Nut and Berry Muffins
(0 votes)
(0 votes)
Difficulty:
moderate
Difficulty
Preparation:
1 hr 5 min.
Preparation
ready in 1 hr 55 min.
Ready in
Ingredients
for
12
- For the cupcakes
- ¼ cup Cashews (coarsely chopped)
- ⅔ cup butter
- ¾ cup sugar
- 2 eggs
- ⅞ cup all-purpose flour
- ½ cup ground Cashews
- 2 tsps Baking powder
- 1 pinch salt
- 0.333 cup soft Oatmeal
- ⅜ cup plain Yogurt
- 1 ¾ cups Cranberry
- For the topping
- 1 cup milk
- ¼ cup Corn starch
- ½ tsp vanilla extract
- 0.333 cup sugar
- ½ Vanilla bean
- 0.333 cup butter
- 3 Tbsps powdered sugar
Preparation steps
1.
For the cupcakes: heat the oven to 180°C (160° fan) 350°F gas 4. Place 12 paper cases in a bun tin.
2.
Toast the cashew nuts in a nonstick frying pan over a medium heat and set aside to cool.
3.
Beat the butter and sugar in a mixing bowl until creamy. Stir in the eggs one by one.
4.
Mix the flour with the ground nuts, baking powder, salt and oatmeal. Stir into the mixture with the yoghurt.
5.
Set aside 60g cranberries for the decoration and stir the rest into the mixture.
6.
Spoon into the paper cases and sprinkle with the toasted cashew nuts.
7.
Bake for 30 minutes until golden and risen. Cool in the tin for 5 minutes then place on a wire rack to cool completely.
8.
For the topping: mix together 3 tablespoons milk, the cornflour, vanilla extract and sugar. Slit the vanilla pod lengthwise and scrape out the paste into a pan. Heat the vanilla paste and pod with the rest of the milk and bring to a boil.

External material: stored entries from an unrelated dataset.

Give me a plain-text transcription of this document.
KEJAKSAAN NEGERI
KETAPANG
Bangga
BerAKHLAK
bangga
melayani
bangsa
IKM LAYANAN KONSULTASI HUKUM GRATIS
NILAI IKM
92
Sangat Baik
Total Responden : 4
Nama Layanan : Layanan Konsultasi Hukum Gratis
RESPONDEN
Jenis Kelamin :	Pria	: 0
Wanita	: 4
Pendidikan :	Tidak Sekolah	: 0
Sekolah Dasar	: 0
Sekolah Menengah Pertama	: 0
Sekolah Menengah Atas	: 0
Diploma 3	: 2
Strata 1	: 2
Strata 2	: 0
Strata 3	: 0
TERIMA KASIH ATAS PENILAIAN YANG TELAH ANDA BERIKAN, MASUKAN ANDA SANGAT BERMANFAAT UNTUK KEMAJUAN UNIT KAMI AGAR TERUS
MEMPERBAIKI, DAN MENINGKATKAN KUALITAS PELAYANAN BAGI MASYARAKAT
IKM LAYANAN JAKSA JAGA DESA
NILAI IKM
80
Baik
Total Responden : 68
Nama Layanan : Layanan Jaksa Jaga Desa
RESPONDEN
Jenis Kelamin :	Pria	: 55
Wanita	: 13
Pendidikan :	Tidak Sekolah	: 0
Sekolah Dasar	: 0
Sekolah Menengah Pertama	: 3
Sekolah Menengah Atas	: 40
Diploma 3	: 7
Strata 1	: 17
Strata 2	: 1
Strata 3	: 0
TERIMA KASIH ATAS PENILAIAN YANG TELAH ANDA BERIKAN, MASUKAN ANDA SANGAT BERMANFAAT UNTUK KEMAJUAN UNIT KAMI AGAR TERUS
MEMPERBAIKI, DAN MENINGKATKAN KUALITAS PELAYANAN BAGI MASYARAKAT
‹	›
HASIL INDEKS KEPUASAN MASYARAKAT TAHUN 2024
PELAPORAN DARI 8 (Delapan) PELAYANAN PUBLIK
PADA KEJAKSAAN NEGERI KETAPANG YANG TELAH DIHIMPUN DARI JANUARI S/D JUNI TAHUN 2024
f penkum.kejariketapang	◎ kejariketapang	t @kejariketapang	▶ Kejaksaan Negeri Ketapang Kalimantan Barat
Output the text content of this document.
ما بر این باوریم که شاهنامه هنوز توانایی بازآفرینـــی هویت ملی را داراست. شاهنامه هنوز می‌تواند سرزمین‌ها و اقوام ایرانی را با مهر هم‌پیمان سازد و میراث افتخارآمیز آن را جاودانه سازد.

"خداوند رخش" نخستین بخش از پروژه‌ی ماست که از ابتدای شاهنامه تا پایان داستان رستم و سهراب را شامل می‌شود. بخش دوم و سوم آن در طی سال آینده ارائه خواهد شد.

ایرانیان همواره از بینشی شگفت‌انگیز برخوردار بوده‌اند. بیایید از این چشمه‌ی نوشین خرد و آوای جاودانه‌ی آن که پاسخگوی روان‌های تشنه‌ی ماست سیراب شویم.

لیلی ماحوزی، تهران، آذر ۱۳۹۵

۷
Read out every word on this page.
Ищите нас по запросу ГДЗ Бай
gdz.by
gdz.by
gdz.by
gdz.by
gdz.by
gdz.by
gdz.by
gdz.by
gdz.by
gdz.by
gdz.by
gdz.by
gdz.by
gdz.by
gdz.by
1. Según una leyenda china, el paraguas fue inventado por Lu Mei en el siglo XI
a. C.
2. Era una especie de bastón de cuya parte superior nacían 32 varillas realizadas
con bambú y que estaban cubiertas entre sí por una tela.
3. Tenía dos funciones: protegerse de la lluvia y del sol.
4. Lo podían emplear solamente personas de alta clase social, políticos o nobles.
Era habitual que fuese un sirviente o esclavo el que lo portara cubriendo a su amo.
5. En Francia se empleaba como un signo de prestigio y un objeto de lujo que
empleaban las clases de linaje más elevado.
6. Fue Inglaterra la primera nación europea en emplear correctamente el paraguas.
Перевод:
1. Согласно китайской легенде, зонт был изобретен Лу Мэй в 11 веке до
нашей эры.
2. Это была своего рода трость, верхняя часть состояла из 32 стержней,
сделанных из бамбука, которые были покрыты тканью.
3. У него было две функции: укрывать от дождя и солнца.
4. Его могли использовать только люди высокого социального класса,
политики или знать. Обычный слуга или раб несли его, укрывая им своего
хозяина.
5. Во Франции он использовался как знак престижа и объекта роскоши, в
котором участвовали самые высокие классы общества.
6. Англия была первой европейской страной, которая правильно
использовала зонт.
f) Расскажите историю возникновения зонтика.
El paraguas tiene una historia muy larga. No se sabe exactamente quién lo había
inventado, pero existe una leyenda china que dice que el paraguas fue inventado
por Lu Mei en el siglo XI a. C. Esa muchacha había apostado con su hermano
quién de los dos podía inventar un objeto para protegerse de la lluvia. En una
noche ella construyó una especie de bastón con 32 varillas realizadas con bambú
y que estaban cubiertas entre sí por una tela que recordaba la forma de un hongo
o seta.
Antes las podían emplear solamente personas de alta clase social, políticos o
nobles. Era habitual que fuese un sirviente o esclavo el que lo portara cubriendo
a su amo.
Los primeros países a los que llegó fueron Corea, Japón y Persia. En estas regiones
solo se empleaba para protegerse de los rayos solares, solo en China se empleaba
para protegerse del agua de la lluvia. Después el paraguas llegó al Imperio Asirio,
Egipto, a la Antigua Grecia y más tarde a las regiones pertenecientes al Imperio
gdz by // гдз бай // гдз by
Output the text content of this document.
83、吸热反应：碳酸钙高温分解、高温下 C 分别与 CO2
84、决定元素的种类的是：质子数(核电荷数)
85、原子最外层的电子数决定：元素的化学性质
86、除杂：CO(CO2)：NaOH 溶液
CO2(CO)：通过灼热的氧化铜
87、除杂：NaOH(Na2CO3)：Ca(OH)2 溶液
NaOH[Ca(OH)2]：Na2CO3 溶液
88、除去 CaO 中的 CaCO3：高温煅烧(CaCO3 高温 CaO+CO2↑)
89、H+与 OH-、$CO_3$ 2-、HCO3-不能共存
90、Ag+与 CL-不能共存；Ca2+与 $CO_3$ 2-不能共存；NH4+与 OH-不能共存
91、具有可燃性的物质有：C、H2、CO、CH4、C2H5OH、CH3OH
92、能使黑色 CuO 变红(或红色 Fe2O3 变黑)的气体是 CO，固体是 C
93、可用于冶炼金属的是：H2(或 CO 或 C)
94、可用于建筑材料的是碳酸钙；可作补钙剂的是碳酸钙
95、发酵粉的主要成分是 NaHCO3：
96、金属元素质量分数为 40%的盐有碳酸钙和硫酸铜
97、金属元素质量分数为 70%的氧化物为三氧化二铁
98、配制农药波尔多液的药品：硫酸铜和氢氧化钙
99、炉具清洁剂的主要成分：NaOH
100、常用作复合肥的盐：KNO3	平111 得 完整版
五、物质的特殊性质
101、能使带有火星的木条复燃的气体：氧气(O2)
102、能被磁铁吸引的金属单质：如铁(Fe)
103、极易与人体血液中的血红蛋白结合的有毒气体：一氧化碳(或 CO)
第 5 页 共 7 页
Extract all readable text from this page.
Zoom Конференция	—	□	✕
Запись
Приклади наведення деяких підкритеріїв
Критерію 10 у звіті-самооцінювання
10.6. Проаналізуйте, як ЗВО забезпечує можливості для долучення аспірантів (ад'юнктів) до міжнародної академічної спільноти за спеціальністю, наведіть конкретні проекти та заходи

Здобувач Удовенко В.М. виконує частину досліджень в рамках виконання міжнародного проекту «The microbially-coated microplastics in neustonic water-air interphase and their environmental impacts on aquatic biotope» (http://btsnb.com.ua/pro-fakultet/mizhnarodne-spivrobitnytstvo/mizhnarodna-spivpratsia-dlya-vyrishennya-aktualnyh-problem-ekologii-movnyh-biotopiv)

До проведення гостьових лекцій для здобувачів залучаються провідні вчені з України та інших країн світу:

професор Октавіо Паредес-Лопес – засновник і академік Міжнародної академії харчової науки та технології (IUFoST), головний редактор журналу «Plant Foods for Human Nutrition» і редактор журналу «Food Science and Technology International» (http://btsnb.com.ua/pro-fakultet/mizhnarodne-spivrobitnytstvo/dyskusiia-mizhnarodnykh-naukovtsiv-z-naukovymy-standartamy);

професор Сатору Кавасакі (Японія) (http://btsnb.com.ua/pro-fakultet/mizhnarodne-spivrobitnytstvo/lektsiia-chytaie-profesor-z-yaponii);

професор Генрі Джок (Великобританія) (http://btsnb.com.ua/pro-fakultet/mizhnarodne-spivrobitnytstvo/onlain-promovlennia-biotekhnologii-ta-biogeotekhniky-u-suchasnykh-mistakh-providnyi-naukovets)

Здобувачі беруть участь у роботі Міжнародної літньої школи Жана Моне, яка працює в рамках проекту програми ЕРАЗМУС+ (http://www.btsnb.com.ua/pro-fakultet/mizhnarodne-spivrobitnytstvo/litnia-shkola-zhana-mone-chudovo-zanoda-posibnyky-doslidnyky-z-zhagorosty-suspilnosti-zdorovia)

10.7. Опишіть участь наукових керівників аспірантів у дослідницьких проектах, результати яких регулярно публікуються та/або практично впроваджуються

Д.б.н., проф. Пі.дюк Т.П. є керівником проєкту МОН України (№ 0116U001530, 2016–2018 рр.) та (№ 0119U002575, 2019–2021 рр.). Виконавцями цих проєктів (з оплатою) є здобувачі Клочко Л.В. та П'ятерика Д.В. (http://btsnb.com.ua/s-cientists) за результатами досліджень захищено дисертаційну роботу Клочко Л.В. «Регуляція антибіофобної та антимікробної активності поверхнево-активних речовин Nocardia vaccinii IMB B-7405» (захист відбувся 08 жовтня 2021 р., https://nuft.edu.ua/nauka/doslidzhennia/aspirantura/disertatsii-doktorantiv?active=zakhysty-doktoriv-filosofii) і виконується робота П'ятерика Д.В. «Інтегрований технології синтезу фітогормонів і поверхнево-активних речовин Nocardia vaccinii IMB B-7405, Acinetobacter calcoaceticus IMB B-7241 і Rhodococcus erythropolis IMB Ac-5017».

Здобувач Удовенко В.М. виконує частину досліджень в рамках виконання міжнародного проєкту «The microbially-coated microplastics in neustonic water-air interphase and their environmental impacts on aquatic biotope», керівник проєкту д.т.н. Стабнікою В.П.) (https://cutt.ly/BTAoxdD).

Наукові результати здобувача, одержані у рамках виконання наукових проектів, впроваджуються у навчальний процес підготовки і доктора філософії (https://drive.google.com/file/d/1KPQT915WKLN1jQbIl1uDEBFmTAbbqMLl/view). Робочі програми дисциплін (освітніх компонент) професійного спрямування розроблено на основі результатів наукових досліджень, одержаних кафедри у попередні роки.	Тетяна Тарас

Whisk in the cornflour mixture and bring to a boil, then remove the pan from the heat. Allow the custard to cool, stirring several times.
9.
Remove the vanilla pod. Beat the butter until creamy and whisk into the cool custard. Chill for at least 30 minutes.
10.
Heat the remaining cranberries with the icing sugar and 2 tablespoons water in a pan and bring to a boil, stirring. Allow the cranberries and their syrup to cool.
11.
Spoon the buttercream into a piping bag and pipe onto the cakes. Spoon the cranberries on top and drizzle with syrup.